Au début, c’était assez moyen parce qu’honnêtement ça ne jouait pas très bien ! Mais il y avait un truc qui se dégageait et surtout on remarquait les deux personnalités : Philippe Pascal et Frank Darcel ! Il y avait un vrai antagonisme, c’était presque des frères ennemis… D’ailleurs le groupe n’aurait presque dû jamais exister : il y avait ce problème d’égo entre eux. Les deux se sont aperçus inconsciemment que c’est comme ça qu’ils allaient éclater ! Ils n’ont jamais été potes ! Daniel et moi par contre ont été très potes avec les deux : on se marrait beaucoup avec eux !

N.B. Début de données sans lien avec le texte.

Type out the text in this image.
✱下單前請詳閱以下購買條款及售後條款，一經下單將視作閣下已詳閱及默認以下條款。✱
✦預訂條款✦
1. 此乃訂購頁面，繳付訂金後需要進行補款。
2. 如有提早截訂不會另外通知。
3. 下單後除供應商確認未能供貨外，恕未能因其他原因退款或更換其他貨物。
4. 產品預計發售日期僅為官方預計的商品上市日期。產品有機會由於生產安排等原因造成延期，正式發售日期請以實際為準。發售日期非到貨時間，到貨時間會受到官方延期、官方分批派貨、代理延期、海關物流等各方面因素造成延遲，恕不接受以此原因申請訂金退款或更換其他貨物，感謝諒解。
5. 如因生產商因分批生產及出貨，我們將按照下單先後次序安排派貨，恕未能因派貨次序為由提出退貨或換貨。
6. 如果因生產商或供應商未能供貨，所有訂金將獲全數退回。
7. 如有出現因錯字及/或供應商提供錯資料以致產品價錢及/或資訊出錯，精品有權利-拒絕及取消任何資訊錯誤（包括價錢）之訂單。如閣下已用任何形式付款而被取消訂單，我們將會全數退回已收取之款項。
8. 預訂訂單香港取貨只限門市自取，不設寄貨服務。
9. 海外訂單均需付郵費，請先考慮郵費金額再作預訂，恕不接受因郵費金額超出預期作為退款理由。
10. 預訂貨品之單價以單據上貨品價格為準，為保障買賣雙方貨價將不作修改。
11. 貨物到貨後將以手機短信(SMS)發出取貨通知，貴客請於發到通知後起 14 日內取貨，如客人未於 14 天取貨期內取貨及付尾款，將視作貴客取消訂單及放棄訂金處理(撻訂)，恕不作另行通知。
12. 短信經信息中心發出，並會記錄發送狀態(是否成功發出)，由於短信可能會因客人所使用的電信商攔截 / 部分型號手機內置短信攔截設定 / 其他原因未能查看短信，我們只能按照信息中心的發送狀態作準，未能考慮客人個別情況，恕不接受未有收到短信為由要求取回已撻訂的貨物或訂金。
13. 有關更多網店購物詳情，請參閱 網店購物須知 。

Tu arrives quand dans le groupe ?
J’étais là dès le départ, dans leur entourage, mais ils ont préféré Daniel à moi alors que j’avais été plus intéressé que lui pour jouer avec eux, je ne sais pas pourquoi… Ils ont fait le premier 45t avec Daniel et après sur le premier album « Dantzig Twist », il a joué dessus, mais moi je gravitais toujours autour d’eux… Il y avait une sorte d’attirance, répulsion (rires) et puis on a tenté les deux sax sur la reprise du Velvet Underground « White light, White Heat » qui était sur la face b d’un 45t qui s’appelait « Rythmique » qui devait être un hit, mais qui a été un flop ! Et là, on s’est rendu compte que ça valait le coup de jouer ensemble ! C’est le moment où Frank a pris la guitare seul. Il avait trouvé la bonne rythmique avec Éric Moriniére et Thierry Alexandre qui étaient vraiment ses lieutenants. Juste eux trois et les deux saxophones cela fonctionnait bien surtout qu’en plus il y avait Philippe au chant qui était un vrai personnage. On a joué au Printemps de Bourges au printemps 1980, un concert fondateur pour cette nouvelle formule et puis on est parti en tournée pour préparer « Rue de Siam » (le deuxième album de Mds NDRL).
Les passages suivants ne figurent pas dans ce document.